MEDITACIÓN XVII
Nacerá
para vosotros el sol de justicia, y la salud bajo sus alas
Vendrá
vuestro Médico, dice el Profeta, a sanar los enfermos, y vendrá veloz como ave que
vuela, y cual sol que al asomar en el horizonte envía al momento su luz al otro
polo. Pero he aquí que ya ha venido. Consolémonos, pues, y démosle gracias,
dice san Agustín, porque ha bajado hasta el lecho del enfermo, quiere decir,
hasta tomar nuestra carne; puesto que nuestros cuerpos son los lechos de
nuestras almas enfermas. Los otros médicos, por mucho que amen a los enfermos,
solo ponen todo su cuidado para curarlos; pero ¿quién por sanarlos toma para sí
la enfermedad? Jesucristo solo, ha sido aquel médico que se ha cargado con
nuestros males, a fin de sanarlos. No ha querido mandar a otro, sino venir él
mismo a practicar este piadoso oficio, para ganarse nuestros corazones. Ha
querido con su misma sangre curar nuestras llagas, y con su muerte librarnos de
la muerte eterna, de que éramos deudores. En suma, ha querido tomar la amarga
medicina de una vida continuada de penas, y de una muerte cruel, para
alcanzarnos la vida y librarnos de todos nuestros males. El cáliz que me ha
dado el Padre ¿no lo tengo de beber? decía el Salvador a Pedro. Fue, pues,
necesario, que Jesucristo abrazase tantas ignominias para sanar nuestra
soberbia: abrazase una vida pobre para curar nuestra codicia: abrazase un mar
de penas, hasta morir de puro dolor, para sanar nuestro deseo de placeres
sensuales.
AFECTOS
Y SÚPLICAS
Sea
siempre loada y bendita vuestra caridad, Redentor mío. Y qué sería de mi alma
tan enferma, y afligida por tantas llagas, si no tuviese á Vos, ¿Jesús mío, que
me podéis y queréis sanar? ¡Ah! sangre de mi Salvador, en ti confío; lávame y
sáname: Me arrepiento, amor mío, de haberos ofendido. Vos para manifestarme el
amor que me tenéis, habéis llevado una vida tan atribulada, y sufrido una
muerte tan amarga... Yo quisiera manifestaros también mi amor; ¿más que puedo
hacer miserable enfermo y tan débil? ¡Oh Dios de mi alma! Vos podéis curarme, y
hacerme santo, pues sois todopoderoso. Encended en mí un gran deseo de daros
gusto. Renuncio a todas mis satisfacciones por agradaros, Redentor mío, que
merecéis ser complacido a toda costa. ¡Oh sumo Bien! yo os estimo, y os amo
sobre todo otro bien; haced que os ame, y que os pida siempre vuestro amor. Hasta
aquí os he ofendido, y no os he amado porque no he solicitado vuestro amor.

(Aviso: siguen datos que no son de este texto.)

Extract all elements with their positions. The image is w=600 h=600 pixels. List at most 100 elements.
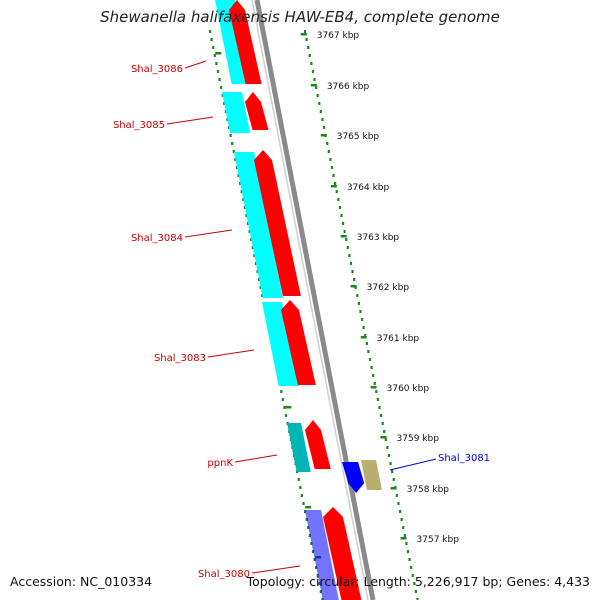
feature-ring-dot: [235, 166, 239, 169]
tick-ring-dot: [337, 198, 340, 201]
feature-ring-dot: [313, 558, 316, 561]
kbp-label: 3761 kbp: [377, 334, 420, 344]
cds-shal-3083: [281, 300, 316, 385]
gene-leader: [234, 454, 278, 463]
gene-leader: [166, 116, 214, 125]
tick-ring-dot: [360, 318, 364, 321]
feature-ring-dot: [245, 214, 248, 217]
tick-ring-dot: [338, 206, 341, 209]
feature-ring-dot: [261, 294, 264, 297]
feature-ring-dot: [242, 198, 245, 201]
feature-tick: [285, 406, 292, 409]
kbp-label: 3763 kbp: [357, 233, 400, 243]
feature-ring-dot: [253, 254, 256, 257]
feature-ring-dot: [231, 142, 234, 145]
feature-ring-dot: [234, 158, 237, 161]
tick-ring-dot: [305, 38, 308, 41]
gene-leader: [184, 229, 233, 238]
tick-ring-dot: [356, 294, 359, 297]
feature-ring-dot: [281, 398, 285, 401]
kbp-label: 3757 kbp: [417, 535, 460, 545]
feature-ring-dot: [232, 150, 235, 153]
tick-ring-dot: [391, 470, 394, 473]
tick-ring-dot: [364, 334, 367, 337]
feature-ring-dot: [229, 134, 232, 137]
tick-ring-dot: [310, 62, 313, 65]
gene-ppnk: [287, 423, 311, 472]
cds-shal-3086: [229, 0, 262, 84]
tick-ring-dot: [321, 118, 324, 121]
feature-ring-dot: [305, 518, 308, 521]
feature-ring-dot: [307, 526, 310, 529]
feature-ring-dot: [220, 86, 223, 89]
tick-ring-dot: [381, 422, 384, 425]
kbp-label: 3762 kbp: [367, 283, 410, 293]
feature-ring-dot: [321, 598, 324, 600]
tick-ring-dot: [357, 302, 360, 305]
kbp-label: 3766 kbp: [327, 82, 370, 92]
tick-ring-dot: [368, 358, 372, 361]
tick-ring-dot: [326, 142, 329, 145]
feature-ring-dot: [251, 246, 254, 249]
cds-shal-3085: [245, 92, 269, 130]
tick-ring-dot: [411, 574, 414, 577]
tick-ring-dot: [367, 350, 370, 353]
tick-ring-dot: [397, 502, 400, 505]
feature-ring-dot: [243, 206, 246, 209]
feature-ring-dot: [250, 238, 253, 241]
kbp-label: 3765 kbp: [337, 132, 380, 142]
tick-ring-dot: [351, 270, 354, 273]
feature-ring-dot: [239, 182, 242, 185]
tick-ring-dot: [379, 414, 383, 417]
gene-shal-3081: [361, 460, 382, 490]
kbp-tick: [310, 84, 317, 87]
feature-ring-dot: [310, 542, 313, 545]
tick-ring-dot: [332, 174, 335, 177]
tick-ring-dot: [362, 326, 365, 329]
kbp-label: 3760 kbp: [387, 384, 430, 394]
feature-tick: [305, 506, 312, 509]
feature-ring-dot: [315, 566, 318, 569]
gene-label: Shal_3081: [438, 453, 490, 464]
genome-summary: Topology: circular; Length: 5,226,917 bp…: [246, 574, 590, 589]
feature-ring-dot: [297, 478, 300, 481]
tick-ring-dot: [370, 366, 373, 369]
tick-ring-dot: [402, 526, 405, 529]
tick-ring-dot: [408, 558, 411, 561]
tick-ring-dot: [329, 158, 332, 161]
tick-ring-dot: [318, 102, 321, 105]
kbp-label: 3764 kbp: [347, 183, 390, 193]
map-title: Shewanella halifaxensis HAW-EB4, complet…: [100, 8, 500, 26]
tick-ring-dot: [353, 278, 356, 281]
tick-ring-dot: [378, 406, 381, 409]
gene-leader: [207, 349, 255, 358]
feature-ring-dot: [316, 574, 319, 577]
gene-shal-3084: [234, 152, 283, 298]
tick-ring-dot: [403, 534, 406, 537]
tick-ring-dot: [343, 230, 346, 233]
feature-tick: [215, 52, 222, 55]
tick-ring-dot: [319, 110, 322, 113]
feature-ring-dot: [299, 486, 302, 489]
feature-ring-dot: [240, 190, 243, 193]
feature-ring-dot: [303, 510, 307, 513]
gene-leader: [251, 565, 301, 574]
cds-ppnk: [305, 420, 331, 469]
cds-shal-3081: [342, 462, 365, 493]
feature-ring-dot: [218, 78, 221, 81]
tick-ring-dot: [405, 542, 408, 545]
tick-ring-dot: [406, 550, 410, 553]
kbp-tick: [300, 33, 307, 36]
tick-ring-dot: [322, 126, 326, 129]
backbone-line: [254, 0, 376, 600]
feature-ring-dot: [284, 414, 288, 417]
tick-ring-dot: [395, 494, 399, 497]
backbone-highlight: [251, 0, 369, 600]
tick-ring-dot: [384, 438, 387, 441]
accession-label: Accession: NC_010334: [10, 574, 153, 589]
tick-ring-dot: [341, 222, 345, 225]
tick-ring-dot: [389, 462, 392, 465]
tick-ring-dot: [413, 582, 416, 585]
gene-shal-3080: [305, 510, 339, 600]
tick-ring-dot: [400, 518, 403, 521]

Este busco ahora, y os pido la gracia de buscarlo siempre. Oídme por los
méritos de vuestra pasión. ¡Oh madre mía, María! Vos estáis siempre dispuesto
para oír a quien os ruega; Vos amáis a quien os ama. Yo os amo, pues, Reina
mía; alcanzadme la gracia de amar a Dios, y nada más os pido.